Cédric Herrou, défenseur actif de la solidarité humaniste contre les réactions nationalistes
L’histoire de Cédric Herrou est celle d’un agriculteur venant en aide à des personnes en danger près de chez lui conformément à un principe que lui a enseigné sa mère : tous les humains méritent d’être aidé lorsque leur vie est en danger. Au-delà son milieu familial, ce principe humaniste et d’universaliste est conforme au préambule de la Constitution de la IVé République, qui lui-même se réfère à la Déclaration Universelle des Droits de l’Homme et du Citoyen de 1789.
« Au lendemain de la victoire remportée par les peuples libres sur les régimes qui ont tenté d’asservir et de dégrader la personne humaine, le peuple français proclame à nouveau que tout être humain, sans distinction de race, de religion ni de croyance, possède des droits inaliénables et sacrés.
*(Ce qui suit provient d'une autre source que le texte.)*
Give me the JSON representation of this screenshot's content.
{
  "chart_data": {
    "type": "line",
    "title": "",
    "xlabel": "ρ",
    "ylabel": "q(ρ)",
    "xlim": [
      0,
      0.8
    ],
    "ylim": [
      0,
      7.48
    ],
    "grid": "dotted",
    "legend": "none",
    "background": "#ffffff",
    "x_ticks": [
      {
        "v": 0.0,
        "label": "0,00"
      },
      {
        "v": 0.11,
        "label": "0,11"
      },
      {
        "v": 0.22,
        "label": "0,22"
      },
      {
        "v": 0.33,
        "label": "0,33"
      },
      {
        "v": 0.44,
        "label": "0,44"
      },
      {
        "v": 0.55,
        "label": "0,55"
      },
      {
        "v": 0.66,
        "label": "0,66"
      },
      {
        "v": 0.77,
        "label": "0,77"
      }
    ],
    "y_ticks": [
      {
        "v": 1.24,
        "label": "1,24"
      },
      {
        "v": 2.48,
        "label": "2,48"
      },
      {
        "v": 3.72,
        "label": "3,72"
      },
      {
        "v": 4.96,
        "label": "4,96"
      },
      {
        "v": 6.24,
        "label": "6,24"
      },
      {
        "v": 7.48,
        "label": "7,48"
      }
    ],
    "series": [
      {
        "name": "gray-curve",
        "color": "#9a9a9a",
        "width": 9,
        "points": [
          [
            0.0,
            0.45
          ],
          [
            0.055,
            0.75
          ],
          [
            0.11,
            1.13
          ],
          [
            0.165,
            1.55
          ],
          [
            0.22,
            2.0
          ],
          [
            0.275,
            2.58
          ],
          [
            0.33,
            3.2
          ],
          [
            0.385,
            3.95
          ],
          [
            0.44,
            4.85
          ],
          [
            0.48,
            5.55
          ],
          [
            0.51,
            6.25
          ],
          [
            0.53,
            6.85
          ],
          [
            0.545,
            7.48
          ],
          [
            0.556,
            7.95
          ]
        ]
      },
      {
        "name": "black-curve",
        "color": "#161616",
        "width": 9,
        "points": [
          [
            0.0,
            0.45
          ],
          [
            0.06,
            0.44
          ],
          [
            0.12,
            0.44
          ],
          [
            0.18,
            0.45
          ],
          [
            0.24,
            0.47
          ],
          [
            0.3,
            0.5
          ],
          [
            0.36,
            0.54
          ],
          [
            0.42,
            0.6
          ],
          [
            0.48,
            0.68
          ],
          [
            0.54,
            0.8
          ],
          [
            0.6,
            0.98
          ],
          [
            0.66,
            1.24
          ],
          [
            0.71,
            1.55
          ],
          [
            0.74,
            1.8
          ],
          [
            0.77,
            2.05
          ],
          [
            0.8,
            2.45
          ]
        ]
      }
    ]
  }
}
Il réaffirme solennellement les droits et libertés de l’homme et du citoyen consacrés par la Déclaration des droits de 1789 et les principes fondamentaux reconnus par les lois de la République. » Préambule de la Constitution de la IVé République
Ce texte sera repris dans la constitution de la Vème République, celle qui est en vigueur. De ce fait, la volonté de Cédric Herrou d’aider des personnes démunies à obtenir la reconnaissance de leurs droits est totalement en phase avec notre constitution. C’est d’ailleurs précisément ce qu’a reconnu le conseil constitutionnel en 2018, instituant alors le « principe de fraternité » qui légitime « la liberté d’aider autrui, dans un but humanitaire, sans considération de la régularité de son séjour sur le territoire national ».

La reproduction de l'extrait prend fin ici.